On June 26, therefore, I sent a FOIA request to the Justice Department asking for the release of the newer installments of this important report—specifically asking for expedited review, given the importance of informing the public about the use of the law before Congress renews it. On July 6, I got a response acknowledging that my request had been received and forwarded to the FOIA office of the DOJ’s National Security Division. Federal law requires agencies to reply to these requests within 20 business days. I was still waiting when, a few days ago, a bill extending FAA spying authority was scheduled for consideration before the House of Representatives this week.
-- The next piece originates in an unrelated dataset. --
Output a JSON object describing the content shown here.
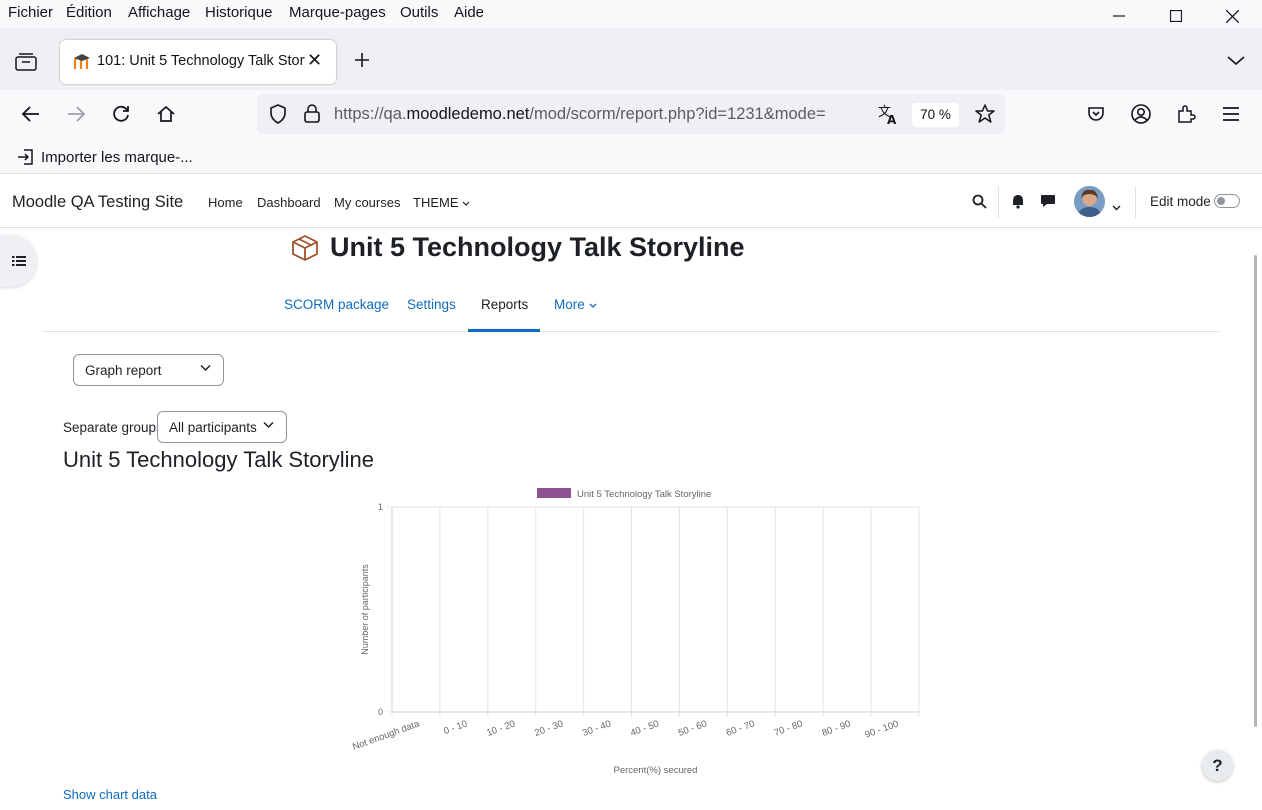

I did, however, have a brief phone conversation with the NSD’s FOIA officer confirming that she was evaluating my request, and that she understood clearly exactly which reports I was requesting.
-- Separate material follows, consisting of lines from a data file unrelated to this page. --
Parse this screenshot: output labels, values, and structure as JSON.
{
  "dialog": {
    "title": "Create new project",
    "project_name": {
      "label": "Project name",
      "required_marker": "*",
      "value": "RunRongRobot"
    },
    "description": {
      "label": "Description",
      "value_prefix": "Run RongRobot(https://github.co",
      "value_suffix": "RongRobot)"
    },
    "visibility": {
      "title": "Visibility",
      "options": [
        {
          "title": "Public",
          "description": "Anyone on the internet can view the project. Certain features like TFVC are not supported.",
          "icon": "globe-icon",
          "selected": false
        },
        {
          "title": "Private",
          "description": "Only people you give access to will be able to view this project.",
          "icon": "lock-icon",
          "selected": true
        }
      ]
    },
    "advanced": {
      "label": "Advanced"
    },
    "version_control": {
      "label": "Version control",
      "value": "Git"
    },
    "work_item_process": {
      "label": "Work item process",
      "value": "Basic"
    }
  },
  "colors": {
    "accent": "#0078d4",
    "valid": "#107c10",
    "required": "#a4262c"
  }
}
This morning, September 10—more than two months after acknowledging receipt of my request for these three or four documents—I finally got a reply (my emphasis added), denying my request with the following unhelpful boilerplate:
The Office of Intelligence (OI) maintains operational files which consist of copies of all FISA applications, as well as requests for approval of various foreign intelligence and counterintelligence collection techniques such as physical searches. We did not search these records in response to your request because the existence or nonexistence of such records on specific persons or organizations is properly classified under Executive Order 13526. To confirm or deny the existence of such materials in each case would tend to reveal which persons or organizations are the subjects of such requests. Accordingly, we can neither confirm nor deny the existence of records in these files responsive to your request pursuant to 5 U.S.C. §552(b) (1).
This is, in a word, ridiculous. The “existence” of the reports I asked for is required by federal law. To the extent they contain passing references to any specific persons or organizations under investigation, these can easily be redacted, and have been redacted for previous public releases of the same documents. No reasonable person could believe that this reply is applicable to my request. If it had been sent immediately, you could at least put it down to sloppiness or inattention, but remember, it took them two months to send out a denial based on the preposterous claim that it is classified information whether a report mandated by federal statute even exists.
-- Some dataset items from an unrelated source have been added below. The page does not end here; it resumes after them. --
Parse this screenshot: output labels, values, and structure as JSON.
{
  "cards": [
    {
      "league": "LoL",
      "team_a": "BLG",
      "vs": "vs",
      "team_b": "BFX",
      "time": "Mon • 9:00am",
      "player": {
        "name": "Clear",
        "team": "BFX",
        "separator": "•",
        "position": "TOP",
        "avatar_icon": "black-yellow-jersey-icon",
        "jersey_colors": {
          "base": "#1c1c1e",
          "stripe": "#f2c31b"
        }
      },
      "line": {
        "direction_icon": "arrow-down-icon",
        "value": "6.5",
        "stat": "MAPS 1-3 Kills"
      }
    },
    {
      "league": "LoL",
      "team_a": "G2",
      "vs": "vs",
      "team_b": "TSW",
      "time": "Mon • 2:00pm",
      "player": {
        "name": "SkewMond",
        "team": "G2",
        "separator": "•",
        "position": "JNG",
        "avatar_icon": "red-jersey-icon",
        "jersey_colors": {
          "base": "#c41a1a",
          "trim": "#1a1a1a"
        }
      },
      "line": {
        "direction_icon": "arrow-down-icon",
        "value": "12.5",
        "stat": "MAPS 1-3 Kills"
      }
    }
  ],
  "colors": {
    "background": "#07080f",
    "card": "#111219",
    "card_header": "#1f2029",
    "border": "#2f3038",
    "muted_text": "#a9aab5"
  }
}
I can appeal—and of course, I intend to—but since that’s likely to drag out the process for at least another month or two, the reports are likely to come too late to be relevant to the debate over FAA reauthorization. Try as I might, it’s almost impossible for me to see this as a good faith response to my request. Instead, it looks an awful lot like a stalling tactic calculated to drag out the process until it’s too late for the documents to be relevant to the debate over the FAA. I suppose this shouldn’t be terribly surprising: DOJ’s modus operandi, at least when it comes to anything controversial or potentially embarrassing to the government, seems to be to force FOIA requesters to waste time, energy, and money going to court even when it’s painfully obvious there’s no legitimate legal basis for sustaining a denial. That this is routine enough to be predictable, however, shouldn’t make it any more acceptable in a democracy.